The study team has not published outcome measurements, participant flow, or safety data for this trial yet. Check back later for updates.

Basic Information

Get a concise snapshot of the trial, including recruitment status, study phase, enrollment targets, and key timeline milestones.

Recruitment Status

UNKNOWN

Clinical Phase

PHASE3

Total Enrollment

120 participants

Study Classification

INTERVENTIONAL

Study Start Date

2019-01-29

Study Completion Date

2020-12-31

Brief Summary

Review the sponsor-provided synopsis that highlights what the study is about and why it is being conducted.

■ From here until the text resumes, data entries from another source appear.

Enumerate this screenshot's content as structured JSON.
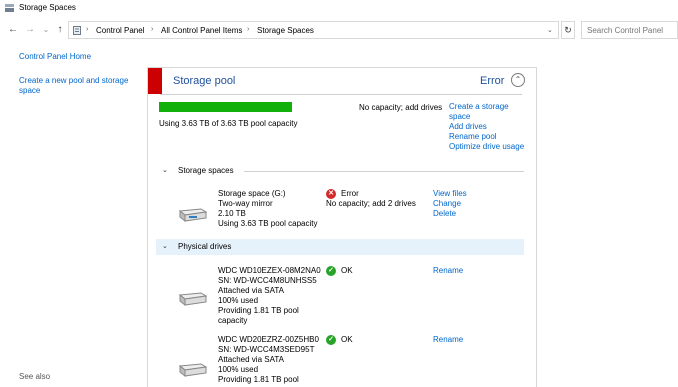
{
  "window": {
    "title": "Storage Spaces",
    "icon": "storage-spaces-icon"
  },
  "address": {
    "back": "←",
    "forward": "→",
    "dropdown": "⌄",
    "up": "↑",
    "refresh": "↻",
    "crumbs": [
      "Control Panel",
      "All Control Panel Items",
      "Storage Spaces"
    ],
    "separator": "›",
    "search_placeholder": "Search Control Panel"
  },
  "left_nav": {
    "home": "Control Panel Home",
    "create_line1": "Create a new pool and storage",
    "create_line2": "space",
    "see_also": "See also"
  },
  "pool": {
    "title": "Storage pool",
    "status": "Error",
    "status_color": "#cc0000",
    "collapse_glyph": "⌃",
    "usage_text": "Using 3.63 TB of 3.63 TB pool capacity",
    "usage_fraction": 1.0,
    "usage_color": "#11b00a",
    "capacity_warning": "No capacity; add drives",
    "links": {
      "create_line1": "Create a storage",
      "create_line2": "space",
      "add_drives": "Add drives",
      "rename_pool": "Rename pool",
      "optimize": "Optimize drive usage"
    }
  },
  "sections": {
    "storage_spaces": "Storage spaces",
    "physical_drives": "Physical drives",
    "chevron": "⌄"
  },
  "storage_space": {
    "name": "Storage space (G:)",
    "resiliency": "Two-way mirror",
    "size": "2.10 TB",
    "usage": "Using 3.63 TB pool capacity",
    "status": "Error",
    "status_glyph": "✕",
    "detail": "No capacity; add 2 drives",
    "links": {
      "view": "View files",
      "change": "Change",
      "delete": "Delete"
    }
  },
  "drives": [
    {
      "model": "WDC WD10EZEX-08M2NA0",
      "serial": "SN: WD-WCC4M8UNHSS5",
      "attached": "Attached via SATA",
      "used": "100% used",
      "providing_line1": "Providing 1.81 TB pool",
      "providing_line2": "capacity",
      "status": "OK",
      "status_glyph": "✓",
      "link": "Rename"
    },
    {
      "model": "WDC WD20EZRZ-00Z5HB0",
      "serial": "SN: WD-WCC4M3SED95T",
      "attached": "Attached via SATA",
      "used": "100% used",
      "providing_line1": "Providing 1.81 TB pool",
      "status": "OK",
      "status_glyph": "✓",
      "link": "Rename"
    }
  ]
}
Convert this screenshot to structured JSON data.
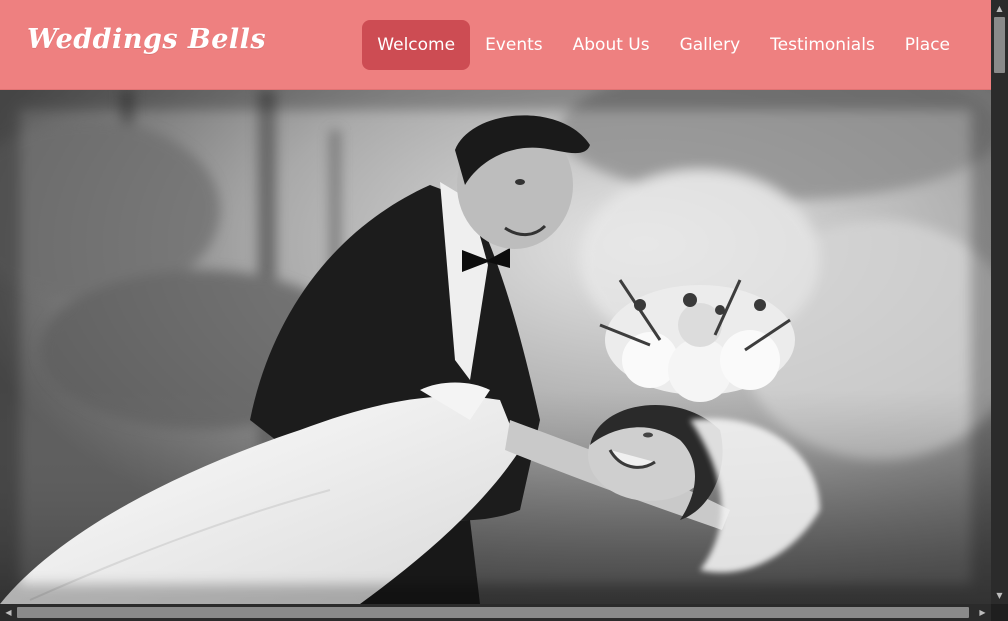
{
  "site": {
    "logo_text": "Weddings Bells"
  },
  "nav": {
    "items": [
      {
        "label": "Welcome",
        "active": true
      },
      {
        "label": "Events",
        "active": false
      },
      {
        "label": "About Us",
        "active": false
      },
      {
        "label": "Gallery",
        "active": false
      },
      {
        "label": "Testimonials",
        "active": false
      },
      {
        "label": "Place",
        "active": false
      }
    ]
  },
  "hero": {
    "image_alt": "Black and white photo of a groom in a tuxedo dipping a laughing bride in a white wedding dress holding a bouquet outdoors"
  },
  "colors": {
    "header_bg": "#ee8080",
    "active_nav_bg": "#cd4c53",
    "nav_text": "#ffffff"
  }
}
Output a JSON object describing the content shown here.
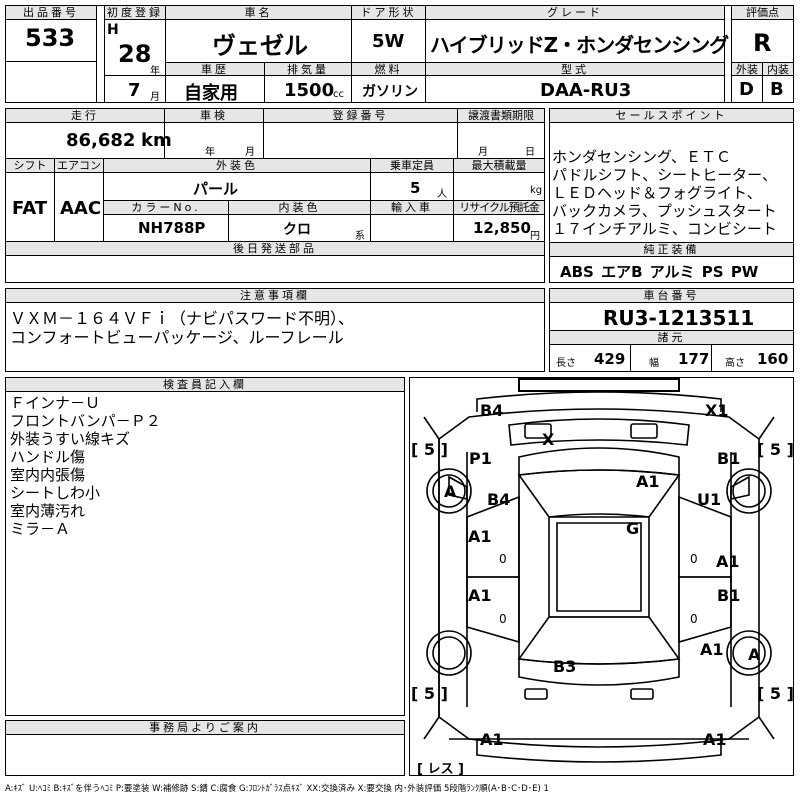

Vitamins A, D, and E play important roles in humans, such as vision function, immune function, bone metabolism, cell growth and differentiation and oxidation resistance. Deficiencies in these vitamins will result in a high prevalence of cardiovascular disease, infection, bone diseases, etc. Preterm infants, especially very low birth weight infants, are at risk of vitamin deficiency. Intravenous perfusion is the most common and widely used method to supply vitamins for the specific population in early life. However, the current dose of vitamin supplied by intravenous perfusion whether can meet the need of growth and development is not sure and the appropriate dose for preterm infants is still uncertain. The purpose of this study is to investigate whether current dose of fat-soluble vitamin supplementation is enough for very low birth weight infants, the safety of high dose of fat-soluble vitamin supplementation, and compare the differences of prevalence of common complications, such as bronchopulmonary dysplasia, patent ductus arteriosus, sepsis, anemia, and neural development between these two groups.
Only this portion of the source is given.